Gold mining companies and mining unions have begun talks in South Africa today over wage increases during what has become one of the most turbulent period for gold prices in recent times.
The negotiations take place on a bi-annual basis at Johannesburg’s Chamber of Mines, typically taking at least two months to be resolved. It is believed this year’s talks could take much longer owing to strike action and losses felt by mining companies.
It is understood that about 120 unionists will sit down with 14 representatives from gold mining companies including AngloGold Ashanti, Gold Fields, Village Main Reef, Evander Gold Mines, Harmony Gold, Sibanye Gold and Rand Uranium.

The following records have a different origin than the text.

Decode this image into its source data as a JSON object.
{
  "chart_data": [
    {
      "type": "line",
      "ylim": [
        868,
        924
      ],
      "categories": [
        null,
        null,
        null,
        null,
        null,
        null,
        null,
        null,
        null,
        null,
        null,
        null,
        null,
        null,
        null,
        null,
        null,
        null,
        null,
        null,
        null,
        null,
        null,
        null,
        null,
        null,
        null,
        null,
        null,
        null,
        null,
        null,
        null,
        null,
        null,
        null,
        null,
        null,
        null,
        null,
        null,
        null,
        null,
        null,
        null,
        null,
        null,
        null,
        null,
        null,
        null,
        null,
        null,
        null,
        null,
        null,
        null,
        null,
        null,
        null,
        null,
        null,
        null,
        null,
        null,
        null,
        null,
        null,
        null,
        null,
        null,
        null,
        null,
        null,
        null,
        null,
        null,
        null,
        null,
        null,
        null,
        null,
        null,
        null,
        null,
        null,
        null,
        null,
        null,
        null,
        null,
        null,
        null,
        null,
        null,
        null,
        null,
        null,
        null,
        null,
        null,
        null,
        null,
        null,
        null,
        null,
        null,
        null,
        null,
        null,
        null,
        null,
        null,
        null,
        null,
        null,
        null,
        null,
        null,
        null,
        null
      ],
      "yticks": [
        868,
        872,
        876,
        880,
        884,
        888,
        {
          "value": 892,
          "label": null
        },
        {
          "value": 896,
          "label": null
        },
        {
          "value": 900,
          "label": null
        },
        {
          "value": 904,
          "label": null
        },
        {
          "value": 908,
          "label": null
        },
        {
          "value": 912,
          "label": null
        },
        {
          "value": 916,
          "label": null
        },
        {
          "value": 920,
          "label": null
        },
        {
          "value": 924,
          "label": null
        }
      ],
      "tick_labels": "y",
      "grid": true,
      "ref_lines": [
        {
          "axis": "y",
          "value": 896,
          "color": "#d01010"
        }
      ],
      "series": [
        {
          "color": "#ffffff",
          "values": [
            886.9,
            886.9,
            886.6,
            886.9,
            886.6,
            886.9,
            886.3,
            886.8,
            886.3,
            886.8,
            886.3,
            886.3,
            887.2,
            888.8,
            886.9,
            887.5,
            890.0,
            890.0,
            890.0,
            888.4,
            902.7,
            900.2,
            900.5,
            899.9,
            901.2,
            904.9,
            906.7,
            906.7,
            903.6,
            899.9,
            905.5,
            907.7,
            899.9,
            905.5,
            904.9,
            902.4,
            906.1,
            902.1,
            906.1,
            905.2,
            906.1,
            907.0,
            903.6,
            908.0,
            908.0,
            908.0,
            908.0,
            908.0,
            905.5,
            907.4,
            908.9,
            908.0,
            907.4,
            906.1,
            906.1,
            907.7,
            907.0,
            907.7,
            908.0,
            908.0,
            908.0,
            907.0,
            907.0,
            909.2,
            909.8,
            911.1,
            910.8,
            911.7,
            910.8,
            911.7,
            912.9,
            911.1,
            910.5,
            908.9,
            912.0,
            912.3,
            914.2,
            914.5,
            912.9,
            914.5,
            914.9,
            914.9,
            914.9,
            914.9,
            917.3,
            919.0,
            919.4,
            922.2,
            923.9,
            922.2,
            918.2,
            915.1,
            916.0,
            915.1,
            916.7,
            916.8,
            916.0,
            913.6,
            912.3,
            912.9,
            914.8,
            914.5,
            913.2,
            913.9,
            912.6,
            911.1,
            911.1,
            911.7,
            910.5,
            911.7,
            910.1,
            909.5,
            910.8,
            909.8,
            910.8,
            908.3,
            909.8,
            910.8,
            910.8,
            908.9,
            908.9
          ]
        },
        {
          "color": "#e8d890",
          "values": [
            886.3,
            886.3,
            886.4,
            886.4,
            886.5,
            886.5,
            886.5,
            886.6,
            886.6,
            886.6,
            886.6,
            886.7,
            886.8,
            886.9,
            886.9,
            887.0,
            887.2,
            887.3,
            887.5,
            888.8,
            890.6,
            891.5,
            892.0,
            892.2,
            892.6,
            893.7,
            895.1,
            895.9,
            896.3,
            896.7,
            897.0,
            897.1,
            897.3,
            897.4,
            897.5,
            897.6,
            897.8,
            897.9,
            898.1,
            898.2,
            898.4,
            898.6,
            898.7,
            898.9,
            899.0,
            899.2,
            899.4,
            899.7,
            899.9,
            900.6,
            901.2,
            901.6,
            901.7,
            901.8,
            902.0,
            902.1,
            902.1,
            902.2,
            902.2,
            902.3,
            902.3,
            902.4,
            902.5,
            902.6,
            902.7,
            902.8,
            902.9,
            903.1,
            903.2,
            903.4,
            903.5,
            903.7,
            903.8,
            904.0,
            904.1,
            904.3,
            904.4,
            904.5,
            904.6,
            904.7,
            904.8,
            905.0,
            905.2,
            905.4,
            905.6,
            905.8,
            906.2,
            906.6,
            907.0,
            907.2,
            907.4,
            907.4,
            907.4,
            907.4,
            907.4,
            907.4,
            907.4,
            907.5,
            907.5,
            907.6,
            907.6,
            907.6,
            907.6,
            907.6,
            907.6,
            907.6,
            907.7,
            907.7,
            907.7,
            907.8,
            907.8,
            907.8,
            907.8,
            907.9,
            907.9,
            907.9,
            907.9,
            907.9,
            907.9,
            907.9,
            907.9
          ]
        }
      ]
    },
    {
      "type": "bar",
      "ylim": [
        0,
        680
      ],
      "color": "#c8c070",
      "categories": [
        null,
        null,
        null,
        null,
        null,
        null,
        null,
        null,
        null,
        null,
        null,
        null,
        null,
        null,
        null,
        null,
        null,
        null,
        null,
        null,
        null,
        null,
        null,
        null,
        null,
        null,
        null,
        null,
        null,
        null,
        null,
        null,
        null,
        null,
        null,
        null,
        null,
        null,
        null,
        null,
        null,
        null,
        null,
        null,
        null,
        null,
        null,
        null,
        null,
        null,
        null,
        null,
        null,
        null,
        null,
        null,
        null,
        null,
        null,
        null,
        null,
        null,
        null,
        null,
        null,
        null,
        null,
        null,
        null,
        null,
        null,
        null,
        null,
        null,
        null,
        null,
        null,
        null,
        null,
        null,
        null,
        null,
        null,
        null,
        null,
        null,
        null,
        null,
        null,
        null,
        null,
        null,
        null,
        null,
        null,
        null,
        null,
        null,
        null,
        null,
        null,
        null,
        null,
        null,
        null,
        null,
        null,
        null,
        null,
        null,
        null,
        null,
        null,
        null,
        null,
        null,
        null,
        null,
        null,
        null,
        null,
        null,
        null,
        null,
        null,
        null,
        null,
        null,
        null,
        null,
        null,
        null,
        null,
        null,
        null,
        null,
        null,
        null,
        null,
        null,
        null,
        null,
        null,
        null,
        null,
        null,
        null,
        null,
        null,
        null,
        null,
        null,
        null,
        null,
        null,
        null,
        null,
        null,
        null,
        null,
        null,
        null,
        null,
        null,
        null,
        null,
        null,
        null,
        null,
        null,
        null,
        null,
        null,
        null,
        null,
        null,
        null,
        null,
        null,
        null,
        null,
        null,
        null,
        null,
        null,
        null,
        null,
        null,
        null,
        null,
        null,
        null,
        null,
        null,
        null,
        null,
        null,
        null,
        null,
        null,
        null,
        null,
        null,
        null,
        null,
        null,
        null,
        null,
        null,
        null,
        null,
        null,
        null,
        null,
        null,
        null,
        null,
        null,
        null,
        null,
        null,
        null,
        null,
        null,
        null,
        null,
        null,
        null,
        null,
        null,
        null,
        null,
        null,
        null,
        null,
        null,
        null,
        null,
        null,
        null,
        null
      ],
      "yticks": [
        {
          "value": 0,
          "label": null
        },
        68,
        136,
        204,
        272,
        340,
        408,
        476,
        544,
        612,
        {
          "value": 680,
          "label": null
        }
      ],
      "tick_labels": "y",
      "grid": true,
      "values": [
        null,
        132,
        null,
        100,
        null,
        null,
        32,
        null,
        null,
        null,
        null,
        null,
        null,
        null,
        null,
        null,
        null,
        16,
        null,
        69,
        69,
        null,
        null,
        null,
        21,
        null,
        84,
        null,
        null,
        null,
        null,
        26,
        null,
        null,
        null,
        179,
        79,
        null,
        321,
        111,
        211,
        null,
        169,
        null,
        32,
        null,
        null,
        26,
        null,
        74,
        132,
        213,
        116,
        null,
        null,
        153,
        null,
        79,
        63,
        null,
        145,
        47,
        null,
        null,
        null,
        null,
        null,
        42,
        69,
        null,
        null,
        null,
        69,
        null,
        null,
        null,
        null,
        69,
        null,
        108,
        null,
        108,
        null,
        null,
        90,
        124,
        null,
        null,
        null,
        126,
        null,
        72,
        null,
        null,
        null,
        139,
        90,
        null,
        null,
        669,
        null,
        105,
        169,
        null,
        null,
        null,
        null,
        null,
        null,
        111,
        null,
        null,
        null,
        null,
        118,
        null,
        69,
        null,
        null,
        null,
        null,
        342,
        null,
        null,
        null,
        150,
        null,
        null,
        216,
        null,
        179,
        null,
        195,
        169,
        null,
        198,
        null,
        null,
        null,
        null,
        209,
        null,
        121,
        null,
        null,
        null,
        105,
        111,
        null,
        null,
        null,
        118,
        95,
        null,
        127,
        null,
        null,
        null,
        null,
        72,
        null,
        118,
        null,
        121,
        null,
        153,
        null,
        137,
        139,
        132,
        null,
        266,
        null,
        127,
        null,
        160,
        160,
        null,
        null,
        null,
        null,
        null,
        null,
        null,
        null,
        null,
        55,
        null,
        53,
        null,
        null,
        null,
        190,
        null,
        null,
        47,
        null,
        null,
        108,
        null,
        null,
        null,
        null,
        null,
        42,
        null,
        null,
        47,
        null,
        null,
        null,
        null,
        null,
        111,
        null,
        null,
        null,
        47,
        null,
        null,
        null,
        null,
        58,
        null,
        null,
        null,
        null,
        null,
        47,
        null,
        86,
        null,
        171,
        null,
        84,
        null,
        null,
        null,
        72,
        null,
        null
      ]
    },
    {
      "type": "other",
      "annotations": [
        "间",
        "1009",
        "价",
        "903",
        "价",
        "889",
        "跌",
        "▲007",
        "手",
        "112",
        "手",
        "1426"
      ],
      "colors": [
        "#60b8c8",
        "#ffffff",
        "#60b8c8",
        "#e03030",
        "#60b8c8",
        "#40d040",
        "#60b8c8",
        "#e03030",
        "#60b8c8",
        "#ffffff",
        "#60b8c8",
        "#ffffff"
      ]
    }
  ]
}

The unions present will include the Association of Mineworkers and Construction Union (AMCU), which represents 17% of the gold workforce, as well as more established groups such as the National Union of Mineworkers (NUM).
South African gold mining firms are battling a number of issues beyond the volatile gold price, including increasing labour and electricity costs, low demand and deepening mine shafts that bring safety issues.
According to the BBC the outcome of this year’s talks could determine the future of the gold mining industry in South Africa, with "billions of dollars in exports and tens of thousands of jobs at stake".
Strike action owing to pay and working conditions in South Africa has lead to violence in recent times, most notably in August last year at Lonmin’s platinum mine where police and miners clashed leading to the shooting and death of 34 miners.